Arato compie una ricostruzione urbanistica, frutto della realizzazione tardo ottocentesca di via XX Settembre e poi della ristrutturazione dell’area che va da corso Buenos Aires alle vie d’intorno (Teodosia, Caffa, ecc.) dai nomi geografici che ricordavano le colone genovesi del Mar Nero del Basso Medio Evo. Ma Arato, dopo le divagazioni urbanistiche e sociologiche sul tipo di società che era venuta ad abitare nella zona, punta i suoi ricordi sulla chiesa del Rimedio, attiva con circoli giovanili e centri di recitazione e di tante attività, dove si formavano anche inconsciamente generazioni “afasciste” un po’ nel clima freddo verso il regime, tipico di Genova. Vivissimo è il ricordo di don Luigi Parodi, un sacerdote (solo) apparentemente anonimo, ma colto, moderno e attivo, un autentico formatore, non soltanto in chiave religiosa, quanto piuttosto in chiame umana. Accanto a lui i canonici Cambiaso e Schiaffino. E poi gli anni drammatici dalla svolta razzista del regime del 1938, poi la dichiarazione di guerra del 1940 e infine l’8 settembre 1943 sino al 25 aprile 1945. Arato, distaccato e rigoroso, ha un attimo di nostalgia adolescenziale sullo “spirito alimondino” formatosi nel quartiere soprattutto tra i ragazzi che frequentavano la chiesa. E poi gli inseganti di allora del liceo Doria: la “terribile” Caterina Marcenaro, futura direttrice dei musei genovesi e l’insegnante di religione don Giuseppe Siri che, già vescovo ausiliare, voltava l’anello quando faceva lezione.

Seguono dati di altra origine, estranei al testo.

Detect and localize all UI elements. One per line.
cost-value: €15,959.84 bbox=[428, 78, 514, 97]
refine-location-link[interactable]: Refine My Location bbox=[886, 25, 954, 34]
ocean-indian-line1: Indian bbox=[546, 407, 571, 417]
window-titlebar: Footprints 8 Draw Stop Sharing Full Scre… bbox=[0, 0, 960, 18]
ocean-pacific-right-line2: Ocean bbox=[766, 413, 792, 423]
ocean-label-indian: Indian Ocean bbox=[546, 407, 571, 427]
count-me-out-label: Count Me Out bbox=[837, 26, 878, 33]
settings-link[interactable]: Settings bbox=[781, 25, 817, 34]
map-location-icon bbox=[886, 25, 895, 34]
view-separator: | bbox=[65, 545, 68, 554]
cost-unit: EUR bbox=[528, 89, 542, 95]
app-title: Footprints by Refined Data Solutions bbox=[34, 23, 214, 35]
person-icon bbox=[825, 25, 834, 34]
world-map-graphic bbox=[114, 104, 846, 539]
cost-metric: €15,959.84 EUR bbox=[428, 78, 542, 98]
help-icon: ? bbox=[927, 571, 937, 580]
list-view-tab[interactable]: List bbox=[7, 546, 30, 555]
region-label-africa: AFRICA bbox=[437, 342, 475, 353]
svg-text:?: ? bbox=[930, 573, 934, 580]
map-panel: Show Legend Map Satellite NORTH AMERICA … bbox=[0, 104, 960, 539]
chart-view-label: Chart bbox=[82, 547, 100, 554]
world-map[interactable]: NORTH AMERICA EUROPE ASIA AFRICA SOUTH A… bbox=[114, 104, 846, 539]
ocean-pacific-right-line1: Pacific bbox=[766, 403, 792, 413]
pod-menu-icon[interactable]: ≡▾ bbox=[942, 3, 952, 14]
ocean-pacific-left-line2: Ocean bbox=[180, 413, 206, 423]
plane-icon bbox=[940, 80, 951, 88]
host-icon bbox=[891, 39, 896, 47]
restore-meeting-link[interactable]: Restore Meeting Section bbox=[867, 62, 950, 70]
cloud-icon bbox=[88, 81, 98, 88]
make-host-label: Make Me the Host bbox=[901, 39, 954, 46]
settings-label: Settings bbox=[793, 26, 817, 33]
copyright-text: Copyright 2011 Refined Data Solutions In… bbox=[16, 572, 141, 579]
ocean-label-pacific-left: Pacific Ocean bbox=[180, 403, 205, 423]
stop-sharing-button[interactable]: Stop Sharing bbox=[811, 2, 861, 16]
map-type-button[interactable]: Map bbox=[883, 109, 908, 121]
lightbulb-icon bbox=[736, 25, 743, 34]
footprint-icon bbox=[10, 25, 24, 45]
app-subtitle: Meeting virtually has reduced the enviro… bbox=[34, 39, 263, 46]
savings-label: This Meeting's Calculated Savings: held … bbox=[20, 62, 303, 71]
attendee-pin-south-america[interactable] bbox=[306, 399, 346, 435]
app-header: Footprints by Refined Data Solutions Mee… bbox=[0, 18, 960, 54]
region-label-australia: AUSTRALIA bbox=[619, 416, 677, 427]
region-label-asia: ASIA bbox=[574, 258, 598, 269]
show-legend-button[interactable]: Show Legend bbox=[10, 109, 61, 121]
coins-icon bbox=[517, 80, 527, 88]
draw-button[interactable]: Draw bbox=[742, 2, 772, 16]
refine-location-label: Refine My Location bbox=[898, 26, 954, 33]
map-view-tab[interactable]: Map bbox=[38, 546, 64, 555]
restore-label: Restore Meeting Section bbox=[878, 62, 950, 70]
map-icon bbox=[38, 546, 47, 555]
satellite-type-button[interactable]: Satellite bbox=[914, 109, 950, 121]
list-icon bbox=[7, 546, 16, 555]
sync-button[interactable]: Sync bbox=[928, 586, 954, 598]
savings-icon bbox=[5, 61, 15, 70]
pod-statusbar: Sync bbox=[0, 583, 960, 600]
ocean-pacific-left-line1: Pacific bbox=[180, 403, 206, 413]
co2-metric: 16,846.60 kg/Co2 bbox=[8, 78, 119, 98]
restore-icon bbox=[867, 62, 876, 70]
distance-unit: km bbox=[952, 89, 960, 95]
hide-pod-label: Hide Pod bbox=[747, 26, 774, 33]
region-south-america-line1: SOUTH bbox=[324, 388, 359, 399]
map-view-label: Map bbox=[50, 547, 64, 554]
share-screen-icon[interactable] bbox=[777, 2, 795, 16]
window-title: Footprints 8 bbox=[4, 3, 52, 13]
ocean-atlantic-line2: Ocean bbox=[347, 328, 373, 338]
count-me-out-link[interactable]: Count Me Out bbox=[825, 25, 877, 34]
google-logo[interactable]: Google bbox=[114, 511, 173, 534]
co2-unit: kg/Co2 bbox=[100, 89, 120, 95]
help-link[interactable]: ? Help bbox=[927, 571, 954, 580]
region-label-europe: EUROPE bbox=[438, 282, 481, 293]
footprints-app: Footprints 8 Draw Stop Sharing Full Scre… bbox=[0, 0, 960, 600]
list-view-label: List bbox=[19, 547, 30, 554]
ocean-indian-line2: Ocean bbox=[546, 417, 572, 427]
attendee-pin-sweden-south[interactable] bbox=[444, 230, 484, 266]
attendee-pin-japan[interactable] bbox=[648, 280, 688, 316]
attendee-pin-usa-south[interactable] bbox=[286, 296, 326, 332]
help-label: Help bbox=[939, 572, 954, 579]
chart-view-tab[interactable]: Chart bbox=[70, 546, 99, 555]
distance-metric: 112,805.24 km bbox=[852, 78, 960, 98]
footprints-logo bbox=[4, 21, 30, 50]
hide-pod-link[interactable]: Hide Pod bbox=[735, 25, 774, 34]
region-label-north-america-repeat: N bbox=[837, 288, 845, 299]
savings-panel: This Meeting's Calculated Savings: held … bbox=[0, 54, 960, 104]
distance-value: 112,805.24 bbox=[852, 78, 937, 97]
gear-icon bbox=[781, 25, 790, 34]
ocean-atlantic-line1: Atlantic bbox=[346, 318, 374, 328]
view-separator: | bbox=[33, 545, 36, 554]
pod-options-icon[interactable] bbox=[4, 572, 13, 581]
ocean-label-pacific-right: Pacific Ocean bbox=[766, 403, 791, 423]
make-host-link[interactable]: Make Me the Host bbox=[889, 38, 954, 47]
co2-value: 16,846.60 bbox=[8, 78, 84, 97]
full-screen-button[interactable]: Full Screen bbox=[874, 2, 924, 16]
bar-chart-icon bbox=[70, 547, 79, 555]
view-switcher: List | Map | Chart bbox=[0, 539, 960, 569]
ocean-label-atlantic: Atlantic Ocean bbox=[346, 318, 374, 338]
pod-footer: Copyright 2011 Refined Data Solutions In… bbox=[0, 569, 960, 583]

Uno spaccato di Genova, il librino “Genova 1936” (edito da Città del Silenzio), nel quale Guido Arato immette tutta la sua severità e tutto il suo autocontrollo, terrorizzato dal rischio della retorica, ma dove si trova, pietra su pietra un quartiere singolare, frutto d’una serie di rivolgimenti urbanistici, ma che era caratterizzato da uno spirito profondo di identificazione, espressione d’una piccola-media borghesia che cresceva, soffriva e in gran parte si era realizzata nel dopoguerra. Arato scavalca se stesso, ma ricorso nell’ultima pagina i suoi coetanei a mici del quartiere: il magistrato Guido Zavanone, l’ex assessore Pietro Campodonico (autore dell’inno al Genoa), il professore Luigi Garbato, il sovrintendente ai beni di Stato, Mario Semino. Chiude Arato: ”A piazza Alimonda facciamo dunque un saluto alla voce”.